Per spec/claude/resumable-work/, this skill is resumable: true. State is persisted to .resume/roadmap-plan/<run-id>.yml after every successful user-approval gate and after each named phase boundary. On re-invocation, scan that directory for files with status: in_progress whose inputs: snapshot matches the current invocation; if one matches, prompt the operator with Resume run <run_id> from phase <phase> (last checkpoint <last_checkpoint_at>)? [resume / start-new / discard]. The state-file envelope (schema_version, run_id, inputs, phase, decisions[], status, ...) and the fail-closed semantics on schema or YAML errors are load-bearing in the spec; don't duplicate those rules here.

Hard rules

  • Never invent outcomes, audience entries, or sprint numbers inline. Missing outcomes route to the goals workflow; missing audiences route to audience-identify; non-existent sprint numbers are refused.
  • Never assign an R-<n> ID that has already existed in the file's history (even if currently deleted). IDs are monotonic and never reused.
  • Never allow proposed → done or any transition back from cancelled. Direct proposed → done is forbidden because every done item must have been actively worked on.
  • Never flip mvp: true → false after the item entered status: active.
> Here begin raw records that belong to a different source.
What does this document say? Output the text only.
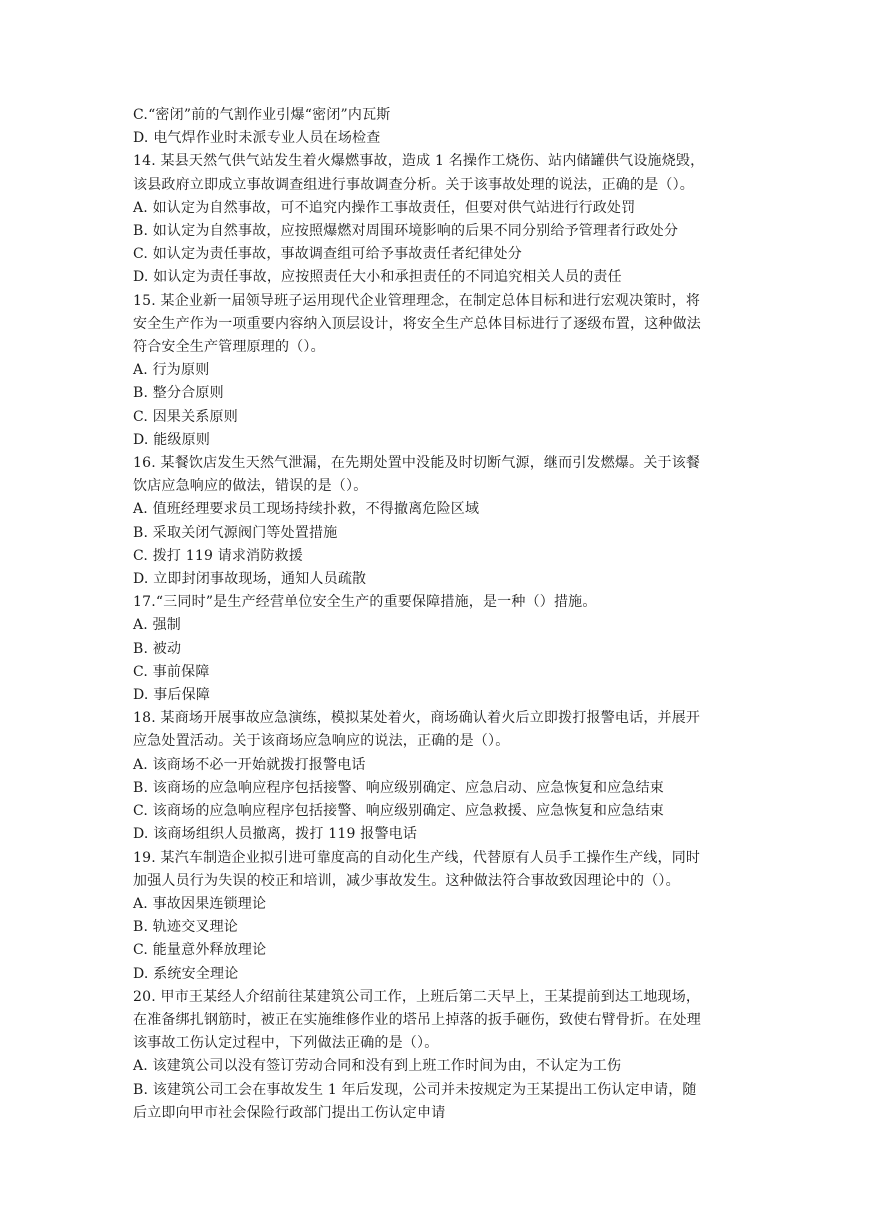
C.“密闭”前的气割作业引爆“密闭”内瓦斯
D. 电气焊作业时未派专业人员在场检查
14. 某县天然气供气站发生着火爆燃事故，造成 1 名操作工烧伤、站内储罐供气设施烧毁，
该县政府立即成立事故调查组进行事故调查分析。关于该事故处理的说法，正确的是（）。
A. 如认定为自然事故，可不追究内操作工事故责任，但要对供气站进行行政处罚
B. 如认定为自然事故，应按照爆燃对周围环境影响的后果不同分别给予管理者行政处分
C. 如认定为责任事故，事故调查组可给予事故责任者纪律处分
D. 如认定为责任事故，应按照责任大小和承担责任的不同追究相关人员的责任
15. 某企业新一届领导班子运用现代企业管理理念，在制定总体目标和进行宏观决策时，将
安全生产作为一项重要内容纳入顶层设计，将安全生产总体目标进行了逐级布置，这种做法
符合安全生产管理原理的（）。
A. 行为原则
B. 整分合原则
C. 因果关系原则
D. 能级原则
16. 某餐饮店发生天然气泄漏，在先期处置中没能及时切断气源，继而引发燃爆。关于该餐
饮店应急响应的做法，错误的是（）。
A. 值班经理要求员工现场持续扑救，不得撤离危险区域
B. 采取关闭气源阀门等处置措施
C. 拨打 119 请求消防救援
D. 立即封闭事故现场，通知人员疏散
17.“三同时”是生产经营单位安全生产的重要保障措施，是一种（）措施。
A. 强制
B. 被动
C. 事前保障
D. 事后保障
18. 某商场开展事故应急演练，模拟某处着火，商场确认着火后立即拨打报警电话，并展开
应急处置活动。关于该商场应急响应的说法，正确的是（）。
A. 该商场不必一开始就拨打报警电话
B. 该商场的应急响应程序包括接警、响应级别确定、应急启动、应急恢复和应急结束
C. 该商场的应急响应程序包括接警、响应级别确定、应急救援、应急恢复和应急结束
D. 该商场组织人员撤离，拨打 119 报警电话
19. 某汽车制造企业拟引进可靠度高的自动化生产线，代替原有人员手工操作生产线，同时
加强人员行为失误的校正和培训，减少事故发生。这种做法符合事故致因理论中的（）。
A. 事故因果连锁理论
B. 轨迹交叉理论
C. 能量意外释放理论
D. 系统安全理论
20. 甲市王某经人介绍前往某建筑公司工作，上班后第二天早上，王某提前到达工地现场，
在准备绑扎钢筋时，被正在实施维修作业的塔吊上掉落的扳手砸伤，致使右臂骨折。在处理
该事故工伤认定过程中，下列做法正确的是（）。
A. 该建筑公司以没有签订劳动合同和没有到上班工作时间为由，不认定为工伤
B. 该建筑公司工会在事故发生 1 年后发现，公司并未按规定为王某提出工伤认定申请，随
后立即向甲市社会保险行政部门提出工伤认定申请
The asymmetry is mandated by spec/project/mission/.
  • Never flip mvp: false → true after mvp_status reached stabilised. Surface a verbatim error citing the mission spec.
  • Never retarget an item to a closed or cancelled sprint. The valid post-terminal values are null or a planned sprint number.
  • Never leave a fine-flagged YAML field paired with a body that lacks the required paragraph plus feature checklist. The two surfaces are written in the same operation.
  • Never allow partial writes when end-to-end validation fails. Refuse the whole mutation and report the failing check.
  • Never mix shapes on a single write: when project/mission.md exists, every item carries mvp; when it does not, the file uses a uniform stance (all items omit, or all items carry mvp: false). Do not introduce mvp on a subset.
  • When spec/project/roadmap/ (or, for the MVP semantics, spec/project/mission/) disagrees with this skill, the spec wins. Propose updating this skill rather than silently diverging.

Multi-model testing

Examples and operations in this skill are verified on Claude Sonnet 4.6 as the default model; spot-checked on Haiku 4.5 for cost-sensitive runs; Opus 4.7 is appropriate for high-stakes audits that require deeper reasoning. The skill body has no model-specific assumptions beyond standard tool-call semantics.